The fall of 1911 had been wet so haying was held up. Hec offered to haul mail for John Parsonage for several trips so they could hay on the Benson Place. He went to Coulee and Battle Creek Post Offices from Maple Creek.
In 1913 the family left the Alkali and settled on the Egg Lake Place.
Hec had three scrub race horses. Frank Page and Johnnie Laveille rode them for him in races at Govenlock, Consul, Vidora and Maple Creek winning most of the time.
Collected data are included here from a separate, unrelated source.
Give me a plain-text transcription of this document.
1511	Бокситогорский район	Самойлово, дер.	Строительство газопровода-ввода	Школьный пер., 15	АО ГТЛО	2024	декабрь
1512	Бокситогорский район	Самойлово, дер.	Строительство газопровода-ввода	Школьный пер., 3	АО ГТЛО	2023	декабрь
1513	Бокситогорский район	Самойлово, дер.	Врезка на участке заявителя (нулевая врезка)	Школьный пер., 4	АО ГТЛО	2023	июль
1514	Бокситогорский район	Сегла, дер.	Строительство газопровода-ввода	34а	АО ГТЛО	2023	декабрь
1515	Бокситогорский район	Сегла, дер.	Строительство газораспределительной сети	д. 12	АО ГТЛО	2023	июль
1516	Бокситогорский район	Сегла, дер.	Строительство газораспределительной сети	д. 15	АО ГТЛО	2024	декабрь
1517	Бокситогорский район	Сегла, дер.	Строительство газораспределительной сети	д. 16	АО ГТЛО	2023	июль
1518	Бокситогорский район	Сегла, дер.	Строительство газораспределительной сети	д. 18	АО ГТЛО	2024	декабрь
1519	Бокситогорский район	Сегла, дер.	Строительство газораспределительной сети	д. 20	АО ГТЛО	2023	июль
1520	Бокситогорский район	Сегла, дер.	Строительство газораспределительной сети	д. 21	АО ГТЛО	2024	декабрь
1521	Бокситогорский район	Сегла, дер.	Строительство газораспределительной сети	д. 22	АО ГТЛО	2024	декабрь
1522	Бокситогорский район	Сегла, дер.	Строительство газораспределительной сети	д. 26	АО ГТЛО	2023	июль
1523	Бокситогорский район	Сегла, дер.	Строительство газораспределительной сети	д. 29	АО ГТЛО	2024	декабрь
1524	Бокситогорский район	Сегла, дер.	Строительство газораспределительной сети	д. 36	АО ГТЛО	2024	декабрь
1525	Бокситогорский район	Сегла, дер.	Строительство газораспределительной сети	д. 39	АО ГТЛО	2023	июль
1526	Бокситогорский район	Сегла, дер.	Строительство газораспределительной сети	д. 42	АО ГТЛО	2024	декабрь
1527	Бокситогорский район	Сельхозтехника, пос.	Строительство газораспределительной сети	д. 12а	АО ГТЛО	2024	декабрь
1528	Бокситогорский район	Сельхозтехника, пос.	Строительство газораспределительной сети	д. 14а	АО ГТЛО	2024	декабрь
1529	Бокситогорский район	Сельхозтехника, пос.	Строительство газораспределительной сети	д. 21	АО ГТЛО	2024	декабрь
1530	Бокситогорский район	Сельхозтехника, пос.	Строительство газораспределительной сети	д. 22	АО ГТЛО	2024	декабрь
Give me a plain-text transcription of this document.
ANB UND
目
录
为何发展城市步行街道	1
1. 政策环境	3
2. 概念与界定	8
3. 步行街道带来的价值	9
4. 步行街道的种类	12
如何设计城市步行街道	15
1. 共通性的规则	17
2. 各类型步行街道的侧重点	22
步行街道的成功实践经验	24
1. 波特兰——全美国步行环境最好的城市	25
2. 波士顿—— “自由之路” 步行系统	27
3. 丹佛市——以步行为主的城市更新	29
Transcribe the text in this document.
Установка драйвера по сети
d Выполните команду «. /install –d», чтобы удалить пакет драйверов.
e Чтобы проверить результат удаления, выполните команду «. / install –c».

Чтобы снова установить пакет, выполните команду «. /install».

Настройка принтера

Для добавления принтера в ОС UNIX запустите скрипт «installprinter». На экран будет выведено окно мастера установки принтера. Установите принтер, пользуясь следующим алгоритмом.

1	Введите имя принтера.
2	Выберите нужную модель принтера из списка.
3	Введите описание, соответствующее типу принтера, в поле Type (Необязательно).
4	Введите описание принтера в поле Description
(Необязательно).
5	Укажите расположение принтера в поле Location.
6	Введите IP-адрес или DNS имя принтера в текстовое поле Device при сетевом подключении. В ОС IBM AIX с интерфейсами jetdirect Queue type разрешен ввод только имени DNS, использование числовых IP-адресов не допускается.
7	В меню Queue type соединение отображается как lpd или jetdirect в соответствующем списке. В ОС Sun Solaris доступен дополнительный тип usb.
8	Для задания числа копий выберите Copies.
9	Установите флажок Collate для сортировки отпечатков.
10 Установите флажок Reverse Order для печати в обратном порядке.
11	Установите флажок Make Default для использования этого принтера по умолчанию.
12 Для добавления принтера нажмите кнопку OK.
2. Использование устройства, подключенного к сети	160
In 1916 Monty Wylie and Hec were in British Columbia around Burns Lake looking for ranching country. Doug MacKinnon had told them this was ideal ranching country. After paddling a canoe for 200 miles they gave up and went to Vancouver. They joined up in August 31 and the next January 8 were transferred to England before going to France. Hec left first then Monty. They did not see each other until the end of the war, arriving back in Wales and coming home on the same boat as General McNaughton. Hec took his discharge in Vancouver then visited Seattle, San Francisco, Salt Lake City, Butte and Havre before returning home.
Bill and Cliff McKinnon and Charlie Oakes were haying at Whitewood in 1919. Dad (Alec) dropped dead walking from the house to the stable. Mother (Catherine) stayed on with Bill helping her. She was visiting Kate January 29th 1939 and suddenly passed away.
Bill married (Edna Brown) in 1937. In 1947 he sold to the government (became Merryflat Grazing Co-op) and left for British Columbia. He died November 15, 1963 leaving his wife and four children.
Hec fired the steam engine for Jess Anderson for three years. One fall they were threshing at Scarlett’s. Jess, Andy Wilson and Hec had been in Govenlock playing poker and drinking. It was time to go to work, but Jess said Hec wanted to quit because he was winning. Still arguing they left. Part way there they stopped to continue the game, but as soon as the two stepped out Hec drove off for Scarlett’s. The two walked back to Govenlock and got a ride out. After a short sleep peace was restored and the work resumed. Hec also worked for Eva Gaff.
Hec sold Raleigh products from Shaunavon south from 1945 to 1953.I am sure many of his customers remember the lemonade drink that everyone referred to as Hector’s Nectar.
From 1956 to 1963 he trapped live beaver (from Battle Creek); they were shipped to Weaver Beaver Association at Salt Lake City.
Sister Em married Les Proud in 1908. They lived in Maple Creek and Les worked for John Redman in the printing office. He enlisted in 1914 and was in the war until 1918. During these years Em ran a boarding house in Vidora then moved to Regina. After she had the flu in 1918 she helped her doctor with patients in their home. One of these families was the Metz family, famous hockey player. On his return from the war Les started a vulcanizing shop in Regina. Les and Em had two children.
Liz married Dave Findlay from Fleming, Sask. He was a station agent for the CPR. After his retirement they moved to West Vancouver.